With the urban areas spreading their boundaries to the rural areas, there are more people who are out of jobs. These people are unskilled, uneducated and illiterate. The easiest way which they find to support their life is by rag picking which is a self-employed job without any specific work timings.
It is estimated that there are at least 15 lakh scrap and waste collectors in India alone.
The flexibility of it even encourages the women folk to enter into this profession as they can strategically decide on the time when they have to work and when they have to take care of their family. This explains the higher percentage of women employed in this profession.
Ragpickers constitute a huge informal sector which works in an organized way. They have different groups within the community who segregate specific items. While few focus on copper, few others would pick plastics, and few glass, metallic pieces, rubber products, e-waste and so on. These components when sold to a client would fetch them money depending on the market force then. For example, in Kodingyur, iron was prices at Rs 18/kilo, copper at Rs 350/kilo, Aluminium at Rs 60/kilo, bottles at Rs 35/kilo and Masalas (Tin and plastic) at Rs 30/kilo. The money received would be enough to just about keep their family from starving and get the basic necessities.
Trash industry as a whole in itself is worth $410 million worldwide per year.In 2005, SAAHAS, a Bangalore based Waste Advocacy group estimated that gold extraction alone from Bangalore budding e-waste recycling industry was worth $1 million.
It is said that the landfill emissions are projected to increase to nearly 75% in 2050. With the segregation process done by the rag pickers, the materials like plastics and other materials which can’t be disposed are removed from the heap of waste.

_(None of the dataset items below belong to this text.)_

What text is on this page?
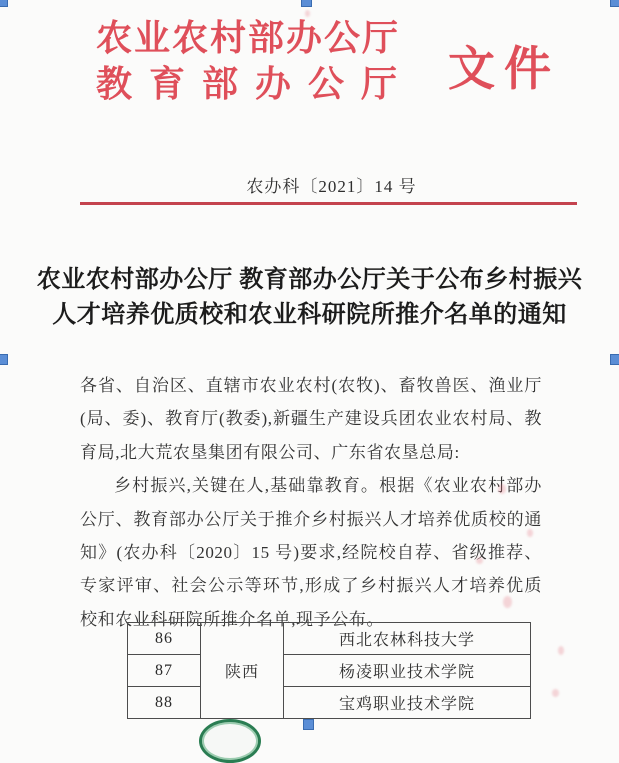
农业农村部办公厅
教育部办公厅 文件
农办科〔2021〕14 号
农业农村部办公厅 教育部办公厅关于公布乡村振兴
人才培养优质校和农业科研院所推介名单的通知

各省、自治区、直辖市农业农村(农牧)、畜牧兽医、渔业厅(局、委)、教育厅(教委),新疆生产建设兵团农业农村局、教育局,北大荒农垦集团有限公司、广东省农垦总局:

乡村振兴,关键在人,基础靠教育。根据《农业农村部办公厅、教育部办公厅关于推介乡村振兴人才培养优质校的通知》(农办科〔2020〕15 号)要求,经院校自荐、省级推荐、专家评审、社会公示等环节,形成了乡村振兴人才培养优质校和农业科研院所推介名单,现予公布。

86	陕西	西北农林科技大学
87		杨凌职业技术学院
88		宝鸡职业技术学院
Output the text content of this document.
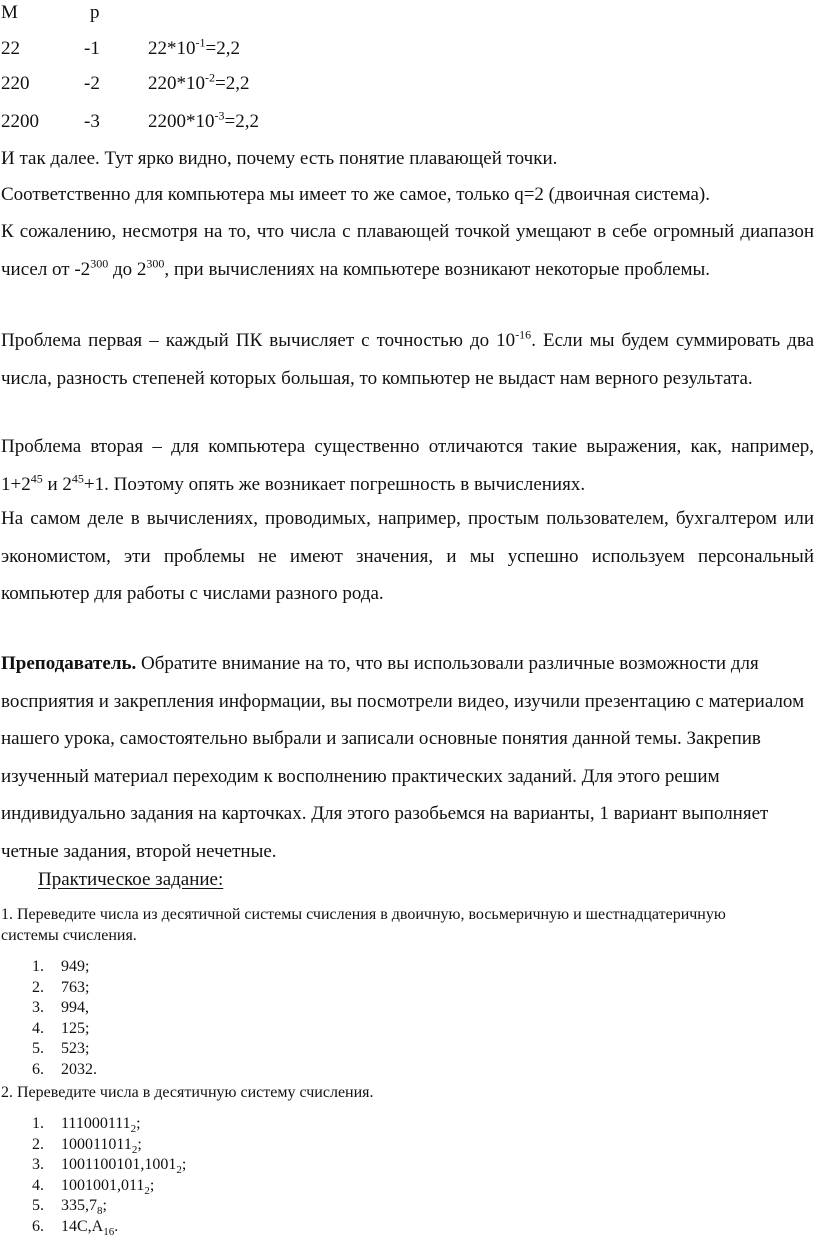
М	р
22	-1	$22*10^{-1}=2,2$
220	-2	$220*10^{-2}=2,2$
2200 -3	$2200*10^{-3}=2,2$

И так далее. Тут ярко видно, почему есть понятие плавающей точки.

Соответственно для компьютера мы имеет то же самое, только q=2 (двоичная система).

К сожалению, несмотря на то, что числа с плавающей точкой умещают в себе огромный диапазон чисел от $-2^{300}$ до $2^{300}$, при вычислениях на компьютере возникают некоторые проблемы.

Проблема первая – каждый ПК вычисляет с точностью до $10^{-16}$. Если мы будем суммировать два числа, разность степеней которых большая, то компьютер не выдаст нам верного результата.

Проблема вторая – для компьютера существенно отличаются такие выражения, как, например, $1+2^{45}$ и $2^{45}+1$. Поэтому опять же возникает погрешность в вычислениях.

На самом деле в вычислениях, проводимых, например, простым пользователем, бухгалтером или экономистом, эти проблемы не имеют значения, и мы успешно используем персональный компьютер для работы с числами разного рода.

Преподаватель. Обратите внимание на то, что вы использовали различные возможности для восприятия и закрепления информации, вы посмотрели видео, изучили презентацию с материалом нашего урока, самостоятельно выбрали и записали основные понятия данной темы. Закрепив изученный материал переходим к восполнению практических заданий. Для этого решим индивидуально задания на карточках. Для этого разобьемся на варианты, 1 вариант выполняет четные задания, второй нечетные.

Практическое задание:

1. Переведите числа из десятичной системы счисления в двоичную, восьмеричную и шестнадцатеричную системы счисления.

1.	949;
2.	763;
3.	994,
4.	125;
5.	523;
6.	2032.

2. Переведите числа в десятичную систему счисления.

1.	$111000111_2$;
2.	$100011011_2$;
3.	$1001100101,1001_2$;
4.	$1001001,011_2$;
5.	$335,7_8$;
6.	$14C,A_{16}$.
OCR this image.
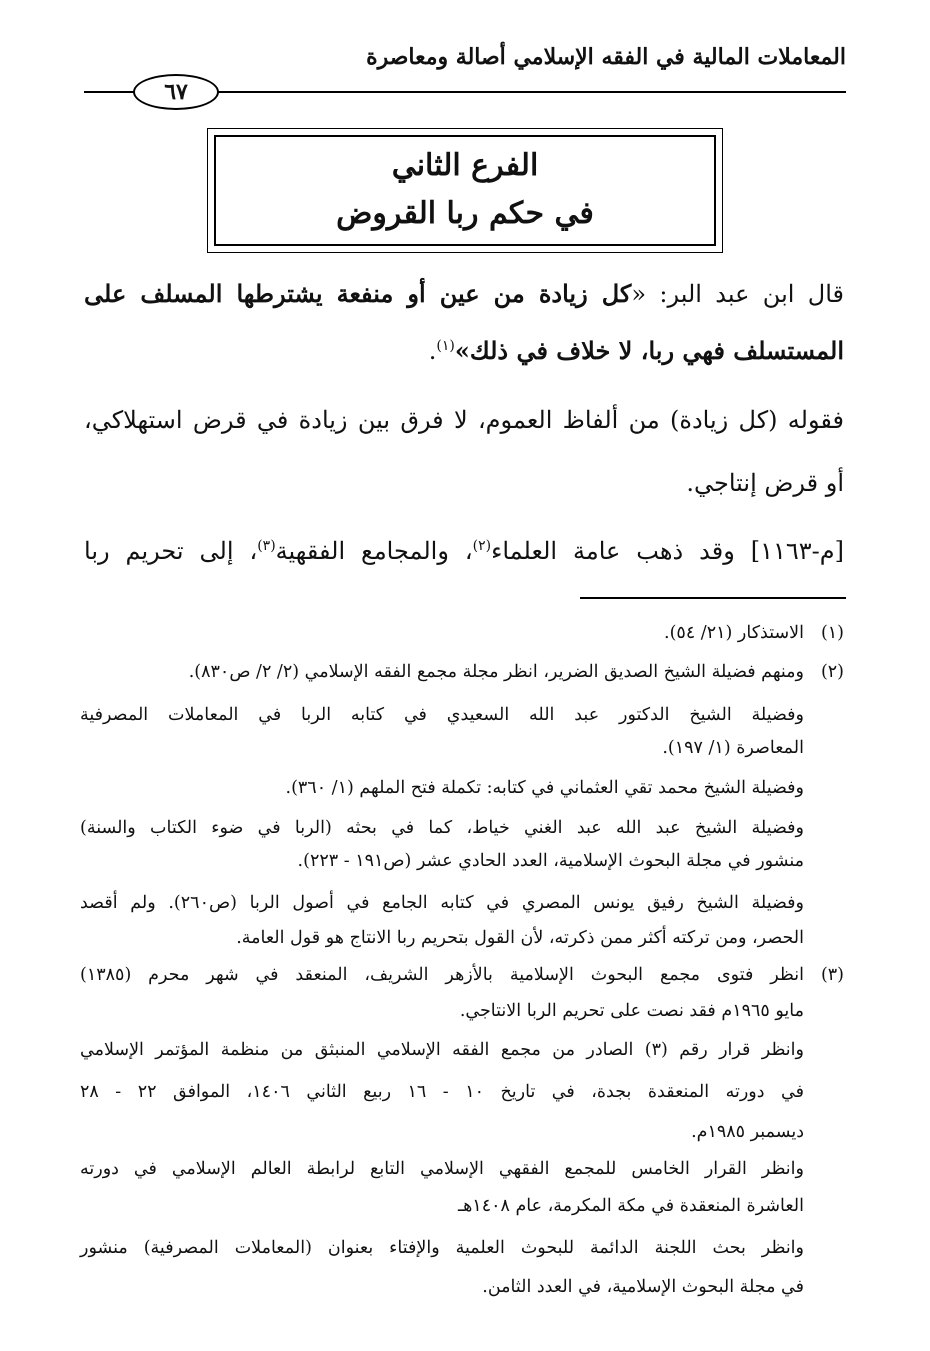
المعاملات المالية في الفقه الإسلامي أصالة ومعاصرة
٦٧
الفرع الثاني
في حكم ربا القروض
قال ابن عبد البر: «كل زيادة من عين أو منفعة يشترطها المسلف على
المستسلف فهي ربا، لا خلاف في ذلك»$^{(١)}$.
فقوله (كل زيادة) من ألفاظ العموم، لا فرق بين زيادة في قرض استهلاكي،
أو قرض إنتاجي.
[م-١١٦٣] وقد ذهب عامة العلماء$^{(٢)}$، والمجامع الفقهية$^{(٣)}$، إلى تحريم ربا
(١)
الاستذكار (٢١/ ٥٤).
(٢)
ومنهم فضيلة الشيخ الصديق الضرير، انظر مجلة مجمع الفقه الإسلامي (٢/ ٢/ ص٨٣٠).
وفضيلة الشيخ الدكتور عبد الله السعيدي في كتابه الربا في المعاملات المصرفية
المعاصرة (١/ ١٩٧).
وفضيلة الشيخ محمد تقي العثماني في كتابه: تكملة فتح الملهم (١/ ٣٦٠).
وفضيلة الشيخ عبد الله عبد الغني خياط، كما في بحثه (الربا في ضوء الكتاب والسنة)
منشور في مجلة البحوث الإسلامية، العدد الحادي عشر (ص١٩١ - ٢٢٣).
وفضيلة الشيخ رفيق يونس المصري في كتابه الجامع في أصول الربا (ص٢٦٠). ولم أقصد
الحصر، ومن تركته أكثر ممن ذكرته، لأن القول بتحريم ربا الانتاج هو قول العامة.
(٣)
انظر فتوى مجمع البحوث الإسلامية بالأزهر الشريف، المنعقد في شهر محرم (١٣٨٥)
مايو ١٩٦٥م فقد نصت على تحريم الربا الانتاجي.
وانظر قرار رقم (٣) الصادر من مجمع الفقه الإسلامي المنبثق من منظمة المؤتمر الإسلامي
في دورته المنعقدة بجدة، في تاريخ ١٠ - ١٦ ربيع الثاني ١٤٠٦، الموافق ٢٢ - ٢٨
ديسمبر ١٩٨٥م.
وانظر القرار الخامس للمجمع الفقهي الإسلامي التابع لرابطة العالم الإسلامي في دورته
العاشرة المنعقدة في مكة المكرمة، عام ١٤٠٨هـ
وانظر بحث اللجنة الدائمة للبحوث العلمية والإفتاء بعنوان (المعاملات المصرفية) منشور
في مجلة البحوث الإسلامية، في العدد الثامن.
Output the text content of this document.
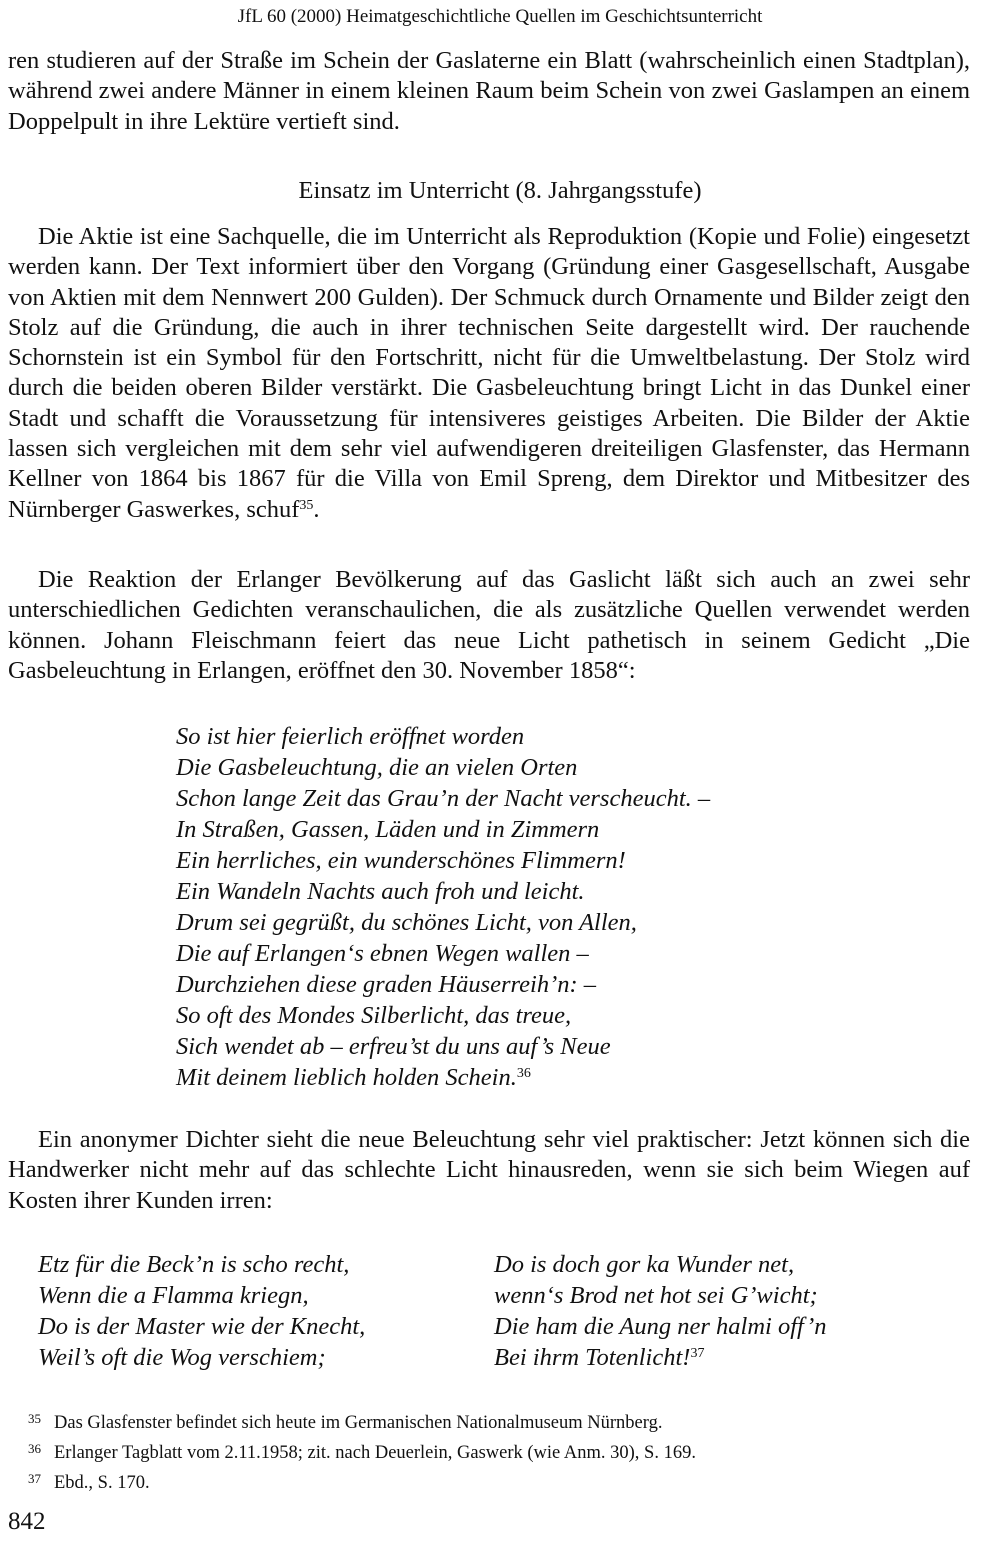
JfL 60 (2000) Heimatgeschichtliche Quellen im Geschichtsunterricht

ren studieren auf der Straße im Schein der Gaslaterne ein Blatt (wahrscheinlich einen Stadtplan), während zwei andere Männer in einem kleinen Raum beim Schein von zwei Gaslampen an einem Doppelpult in ihre Lektüre vertieft sind.

Einsatz im Unterricht (8. Jahrgangsstufe)

Die Aktie ist eine Sachquelle, die im Unterricht als Reproduktion (Kopie und Folie) eingesetzt werden kann. Der Text informiert über den Vorgang (Gründung einer Gasgesellschaft, Ausgabe von Aktien mit dem Nennwert 200 Gulden). Der Schmuck durch Ornamente und Bilder zeigt den Stolz auf die Gründung, die auch in ihrer technischen Seite dargestellt wird. Der rauchende Schornstein ist ein Symbol für den Fortschritt, nicht für die Umweltbelastung. Der Stolz wird durch die beiden oberen Bilder verstärkt. Die Gasbeleuchtung bringt Licht in das Dunkel einer Stadt und schafft die Voraussetzung für intensiveres geistiges Arbeiten. Die Bilder der Aktie lassen sich vergleichen mit dem sehr viel aufwendigeren dreiteiligen Glasfenster, das Hermann Kellner von 1864 bis 1867 für die Villa von Emil Spreng, dem Direktor und Mitbesitzer des Nürnberger Gaswerkes, schuf$^{35}$.

Die Reaktion der Erlanger Bevölkerung auf das Gaslicht läßt sich auch an zwei sehr unterschiedlichen Gedichten veranschaulichen, die als zusätzliche Quellen verwendet werden können. Johann Fleischmann feiert das neue Licht pathetisch in seinem Gedicht „Die Gasbeleuchtung in Erlangen, eröffnet den 30. November 1858“:

So ist hier feierlich eröffnet worden
Die Gasbeleuchtung, die an vielen Orten
Schon lange Zeit das Grau’n der Nacht verscheucht. –
In Straßen, Gassen, Läden und in Zimmern
Ein herrliches, ein wunderschönes Flimmern!
Ein Wandeln Nachts auch froh und leicht.
Drum sei gegrüßt, du schönes Licht, von Allen,
Die auf Erlangen‘s ebnen Wegen wallen –
Durchziehen diese graden Häuserreih’n: –
So oft des Mondes Silberlicht, das treue,
Sich wendet ab – erfreu’st du uns auf’s Neue
Mit deinem lieblich holden Schein.$^{36}$

Ein anonymer Dichter sieht die neue Beleuchtung sehr viel praktischer: Jetzt können sich die Handwerker nicht mehr auf das schlechte Licht hinausreden, wenn sie sich beim Wiegen auf Kosten ihrer Kunden irren:

Etz für die Beck’n is scho recht,
Wenn die a Flamma kriegn,
Do is der Master wie der Knecht,
Weil’s oft die Wog verschiem;
Do is doch gor ka Wunder net,
wenn‘s Brod net hot sei G’wicht;
Die ham die Aung ner halmi off’n
Bei ihrm Totenlicht!$^{37}$
35 Das Glasfenster befindet sich heute im Germanischen Nationalmuseum Nürnberg.
36 Erlanger Tagblatt vom 2.11.1958; zit. nach Deuerlein, Gaswerk (wie Anm. 30), S. 169.
37 Ebd., S. 170.
842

This is turn reduces pollution when the heap is burnt in open or in incinerators.
According to the 2010 UN Habitat Publication, the waste pickers perform 50% to 100% of all ongoing waste collection with no cost to the city budget. Thus, the intervention of Garbage collectors brings in huge amounts of profits for the official garbage collection committee. In Delhi alone, it saves the Municipal Corporation Rs 600000 in daily waste disposal costs.
However, for the amount of work they do there is no official recognition given by the Government. There is no insurance provided and no option of pensions in their field of employment. Also, there is no guarantee on a stable monthly income as the prices of the components which they pick change depending on the market force and are further manipulated by the clients or scrap dealers they work for. On an average they receive Rs 100 to Rs 150 for 8 hours of work.
With no footwear or gloves used while working, the ragpickers are susceptible to all sorts of diseases ranging from the respiratory problems to the heart ailments. There have been accidents, garbage avalanches which remain to be unspoken about or even urged for a solution. In 2001, Ragpicking was included among the hazardous occupations banned under Child Labour(Prohibition and Regulation) Act, 1986.
Children as young as 4 years old assist their parents in the job to supplement income for the family. This deprives them of the basic education which in turn deprives them of a better livelihood in the future. Without any footwear or health precautionary measures, they suffer from diseases which later aggravate and result in the low life expectancy levels in the community as a whole. This form of child labour is a usual sight in the landfills.
Children grow up without being aware that there are better opportunities outside the life they lead. Even though their parents work hard to ensure that at least their kids are rescued from falling into taking up this job, the meager income pressurizes every member of the family to contribute.
It is also observed that the rag pickers are usually from the lower castes. No Brahmins or upper caste people can be seen taking up these professions. Thus, there arises a question of caste discrimination and equality. If this is an impact of the rigorous caste issues which our country has been having for centuries, isn’t it time we erase it?